Grandeur, tendresse, humani¬té : dans ce rôle dont il possède tous les secrets, le Rodrigue héroïque et sacrificiel de Ludovic Tézier est tout simplement idéal. Il ne laisse d’ailleurs pas insensible le Philippe II d’Ildar Abdrazakov, dont la ligne de chant, noble et poignante convainc dans le fameux « Elle ne m’aime pas », mais passe moins dans le duel de titans qui l’oppose au Grand Inquisiteur de Dmitry Belosselskiy, sorte de chef mafieux en lunettes noires, à la pugnacité quasi perverse. Magique Elina Garanca ! L’enthousiasme soulevé par la princesse Eboli ne faiblira pas, de la fameuse Chanson du voile en tenue d’escrimeuse noire, cigarette au bec, tendances saphiques affichées, au vertigineux O don fatal, chanté avec une maestria et un luxe étourdissants de nuances, d’intentions, de couleurs.

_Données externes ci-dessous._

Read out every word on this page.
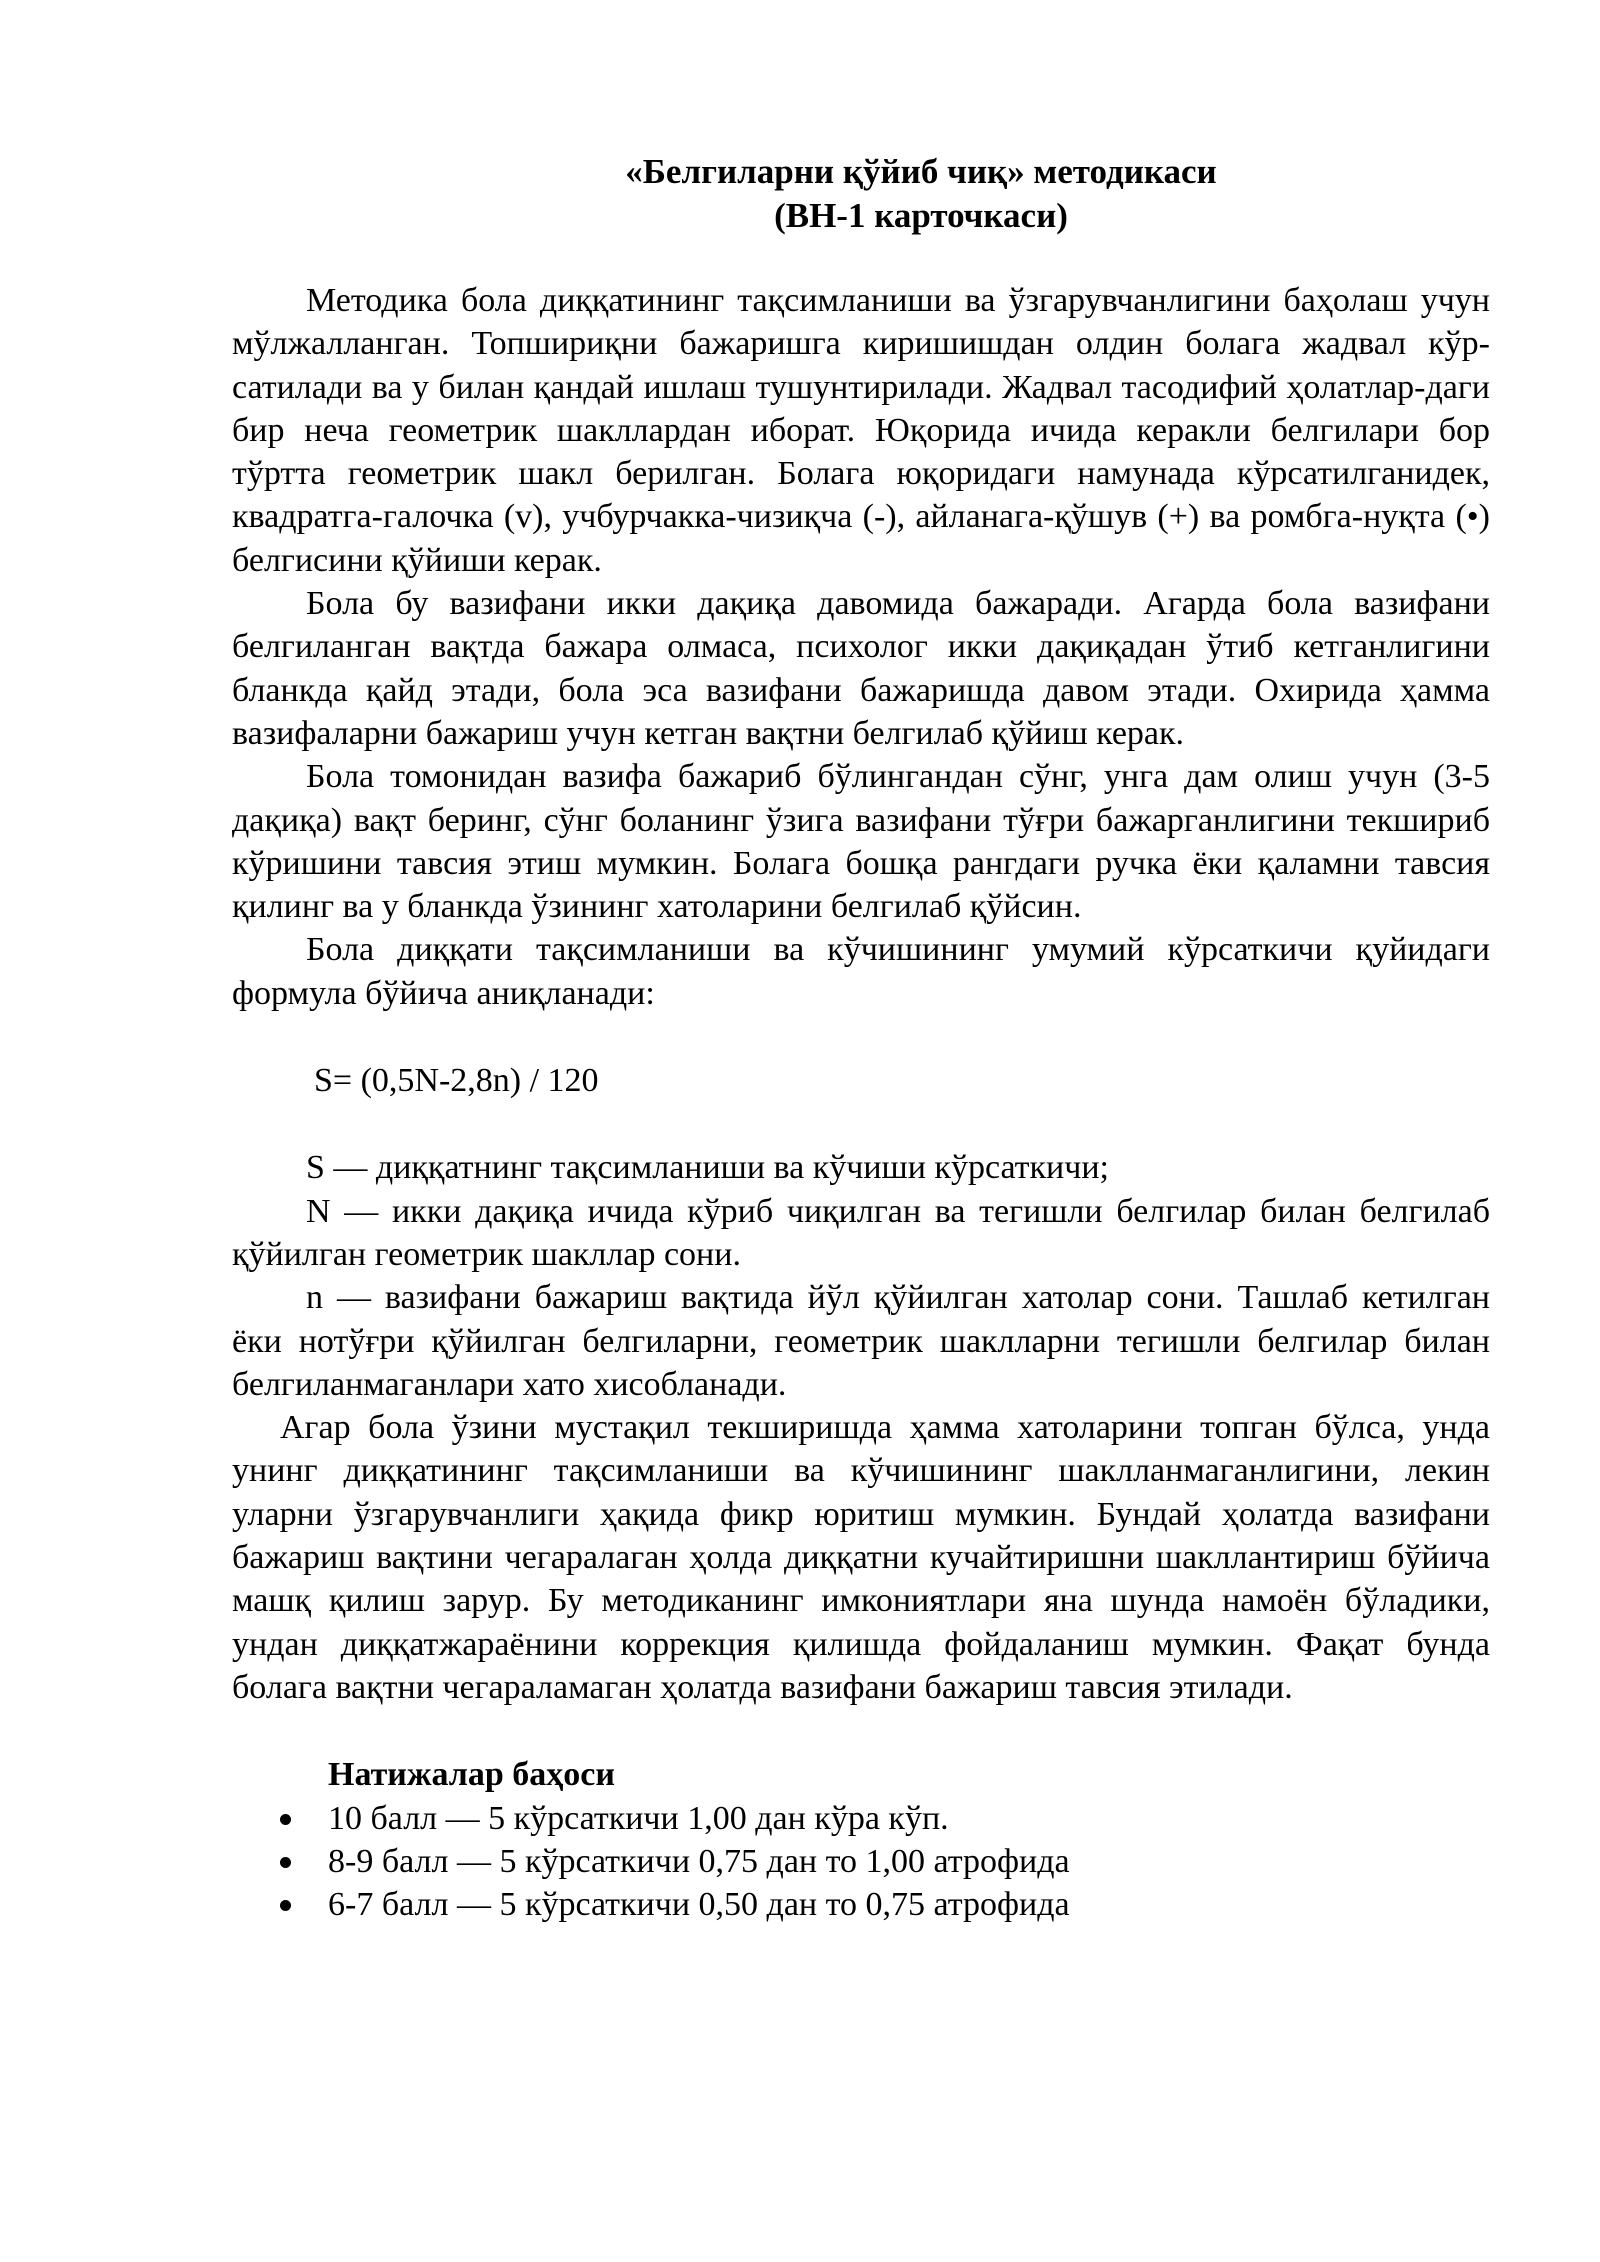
«Белгиларни қўйиб чиқ» методикаси

(ВН-1 карточкаси)

Методика бола диққатининг тақсимланиши ва ўзгарувчанлигини баҳолаш учун мўлжалланган. Топшириқни бажаришга киришишдан олдин болага жадвал кўр-сатилади ва у билан қандай ишлаш тушунтирилади. Жадвал тасодифий ҳолатлар-даги бир неча геометрик шакллардан иборат. Юқорида ичида керакли белгилари бор тўртта геометрик шакл берилган. Болага юқоридаги намунада кўрсатилганидек, квадратга-галочка (v), учбурчакка-чизиқча (-), айланага-қўшув (+) ва ромбга-нуқта (•) белгисини қўйиши керак.

Бола бу вазифани икки дақиқа давомида бажаради. Агарда бола вазифани белгиланган вақтда бажара олмаса, психолог икки дақиқадан ўтиб кетганлигини бланкда қайд этади, бола эса вазифани бажаришда давом этади. Охирида ҳамма вазифаларни бажариш учун кетган вақтни белгилаб қўйиш керак.

Бола томонидан вазифа бажариб бўлингандан сўнг, унга дам олиш учун (3-5 дақиқа) вақт беринг, сўнг боланинг ўзига вазифани тўғри бажарганлигини текшириб кўришини тавсия этиш мумкин. Болага бошқа рангдаги ручка ёки қаламни тавсия қилинг ва у бланкда ўзининг хатоларини белгилаб қўйсин.

Бола диққати тақсимланиши ва кўчишининг умумий кўрсаткичи қуйидаги формула бўйича аниқланади:

S= (0,5N-2,8n) / 120

S — диққатнинг тақсимланиши ва кўчиши кўрсаткичи;

N — икки дақиқа ичида кўриб чиқилган ва тегишли белгилар билан белгилаб қўйилган геометрик шакллар сони.

n — вазифани бажариш вақтида йўл қўйилган хатолар сони. Ташлаб кетилган ёки нотўғри қўйилган белгиларни, геометрик шаклларни тегишли белгилар билан белгиланмаганлари хато хисобланади.

Агар бола ўзини мустақил текширишда ҳамма хатоларини топган бўлса, унда унинг диққатининг тақсимланиши ва кўчишининг шаклланмаганлигини, лекин уларни ўзгарувчанлиги ҳақида фикр юритиш мумкин. Бундай ҳолатда вазифани бажариш вақтини чегаралаган ҳолда диққатни кучайтиришни шакллантириш бўйича машқ қилиш зарур. Бу методиканинг имкониятлари яна шунда намоён бўладики, ундан диққатжараёнини коррекция қилишда фойдаланиш мумкин. Фақат бунда болага вақтни чегараламаган ҳолатда вазифани бажариш тавсия этилади.

Натижалар баҳоси

10 балл — 5 кўрсаткичи 1,00 дан кўра кўп.
8-9 балл — 5 кўрсаткичи 0,75 дан то 1,00 атрофида
6-7 балл — 5 кўрсаткичи 0,50 дан то 0,75 атрофида
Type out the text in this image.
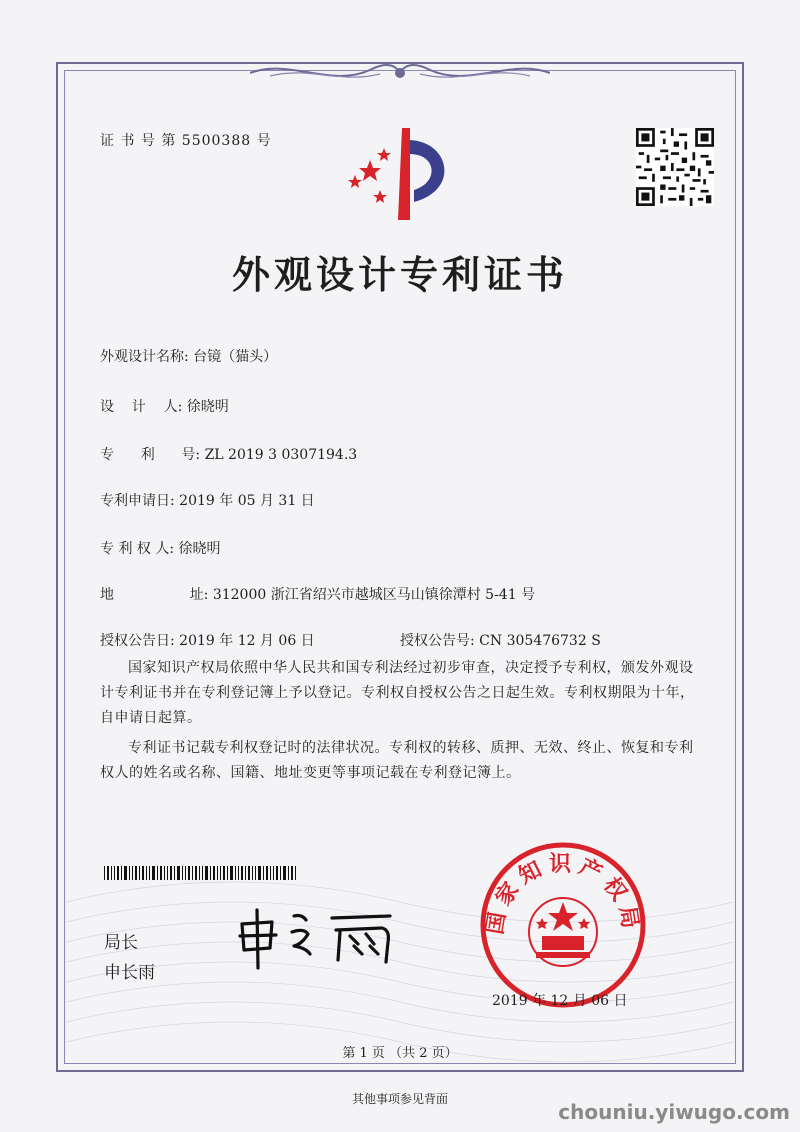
证 书 号 第 5500388 号
外观设计专利证书
外观设计名称: 台镜（猫头）
设    计    人: 徐晓明
专      利      号: ZL 2019 3 0307194.3
专利申请日: 2019 年 05 月 31 日
专 利 权 人: 徐晓明
地                 址: 312000 浙江省绍兴市越城区马山镇徐潭村 5-41 号
授权公告日: 2019 年 12 月 06 日	授权公告号: CN 305476732 S
国家知识产权局依照中华人民共和国专利法经过初步审查，决定授予专利权，颁发外观设计专利证书并在专利登记簿上予以登记。专利权自授权公告之日起生效。专利权期限为十年，自申请日起算。
专利证书记载专利权登记时的法律状况。专利权的转移、质押、无效、终止、恢复和专利权人的姓名或名称、国籍、地址变更等事项记载在专利登记簿上。
局长
申长雨
国家知识产权局
2019 年 12 月 06 日
第 1 页 （共 2 页）
其他事项参见背面
chouniu.yiwugo.com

Des chœurs en verve et un orchestre en grande forme sous la direction « à la française » de Philippe Jordan (qui pourra encore gagner en souplesse et en abandon) auront, quatre heures durant, rendu pleine justice à cette musique magistrale – un « travail à crever un bœuf » – que Verdi offrit à Paris, il y a juste cent cinquante ans, pour l’Exposition universelle de 1867.